Showing posts with label up in the air. Show all posts
Showing posts with label up in the air. Show all posts

Sunday, 21 March 2010

Trucker (The List, Issue 652)

Michelle Monaghan in TruckerAn interesting little drama that’s light on incident but big on character, Trucker is a welcome showcase for the acting talents of Michelle Monaghan. Having been a solid support player in Kiss Kiss Bang Bang and Gone Baby Gone, here Monaghan takes centre stage as Diane, the eponymous long distance big-rig driver who, much like Clooney’s Ryan Bingham in Up in the Air, is a professional loner, wanting nothing more than to live life her own way, doing whatever with whomever she chooses. Diane is considerably lower on the pay scale than Bingham though, and when the son that she openly walked out on 10 years earlier is forced back into her life, her independent existence is completely shaken.
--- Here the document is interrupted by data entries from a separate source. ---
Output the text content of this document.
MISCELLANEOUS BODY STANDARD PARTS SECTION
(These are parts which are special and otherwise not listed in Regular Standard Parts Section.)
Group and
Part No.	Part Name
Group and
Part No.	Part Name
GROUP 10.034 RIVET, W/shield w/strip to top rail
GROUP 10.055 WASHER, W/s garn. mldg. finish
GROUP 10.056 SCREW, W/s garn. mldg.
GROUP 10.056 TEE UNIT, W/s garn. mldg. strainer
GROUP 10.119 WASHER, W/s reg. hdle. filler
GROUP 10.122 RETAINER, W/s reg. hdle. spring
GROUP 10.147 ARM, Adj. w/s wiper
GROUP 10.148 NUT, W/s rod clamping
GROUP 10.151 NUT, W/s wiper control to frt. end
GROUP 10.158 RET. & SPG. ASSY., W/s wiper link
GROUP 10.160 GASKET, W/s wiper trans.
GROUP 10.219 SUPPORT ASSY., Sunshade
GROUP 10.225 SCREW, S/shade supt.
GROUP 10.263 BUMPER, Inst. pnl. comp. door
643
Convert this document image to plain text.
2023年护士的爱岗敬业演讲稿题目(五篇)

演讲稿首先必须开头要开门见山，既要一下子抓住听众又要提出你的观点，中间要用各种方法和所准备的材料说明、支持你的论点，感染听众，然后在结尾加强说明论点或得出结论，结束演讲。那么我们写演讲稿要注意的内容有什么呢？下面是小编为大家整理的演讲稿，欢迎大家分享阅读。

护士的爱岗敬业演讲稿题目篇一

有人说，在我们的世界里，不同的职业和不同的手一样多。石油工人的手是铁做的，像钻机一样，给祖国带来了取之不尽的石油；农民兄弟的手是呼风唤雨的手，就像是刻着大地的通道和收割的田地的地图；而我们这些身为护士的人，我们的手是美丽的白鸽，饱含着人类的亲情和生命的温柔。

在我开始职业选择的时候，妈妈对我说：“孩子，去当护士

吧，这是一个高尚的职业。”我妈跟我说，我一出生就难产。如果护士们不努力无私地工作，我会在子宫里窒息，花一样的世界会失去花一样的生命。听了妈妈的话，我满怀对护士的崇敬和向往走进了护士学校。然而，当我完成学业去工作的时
Even given the unlikelihood of there ever being a real-life trucker anywhere near as gorgeous as her, Monaghan is utterly convincing in the part. First time filmmaker James Mottern also deserves praise for so successfully inverting Hollywood gender norms. While Diane is the film’s foul-mouthed, foul-tempered centre, it is the men in the story who bring the traditionally ‘feminine’ warmth and concern, with Serenity’s Nathan Fillion particularly good as the drinking buddy who longs to get closer.

3/5

Playing at GFT 21-24th March. This review first published in The List magazine.

Sunday, 17 January 2010

Up in the Air


Jason Reitman's third film, and first since his breakout hit Juno, is an enjoyable, quality production in classical Hollywood style, with George Clooney perfectly cast and complemented by terrific support performances from Anna Kendrick and Vera Farmiga. Clooney is Ryan Bingham, a man who makes his living by firing employees for clients across America, and spends most of his time flying from state to state, ensuring that he never has to maintain meaningful relationships with family or friends. He exists alone and likes it that way. The fact that we don’t instantly hate him is due to Clooney’s charmingly self-aware performance and director Jason Juno Reitman’s skill in getting the tone of the film just right. It’s light and easygoing, but there’s depth and reality to each of the characters, right down to a heartbreaking single-scene appearance from JK Simmons, which takes us right into his character’s life in a few brief moments.

Kendrick plays a new employee shaking things up in Bingham’s industry, while Farmiga, clicking with Clooney in all the right ways, is Bingham’s equal and opposite. The way Reitman brings these three characters together is skilful and supremely entertaining. As with Juno, the director demonstrates his ability to not only understand the touchstones of contemporary life in the Western world, but to get beneath these characters’ surfaces – particularly Clooney and Kendrick – in ways that are believable and insightful. The film is also very funny, and while the final third lacks the grace and ease of the first 70 minutes, Up in the Air is a wonderful example of grown-up mainstream cinema.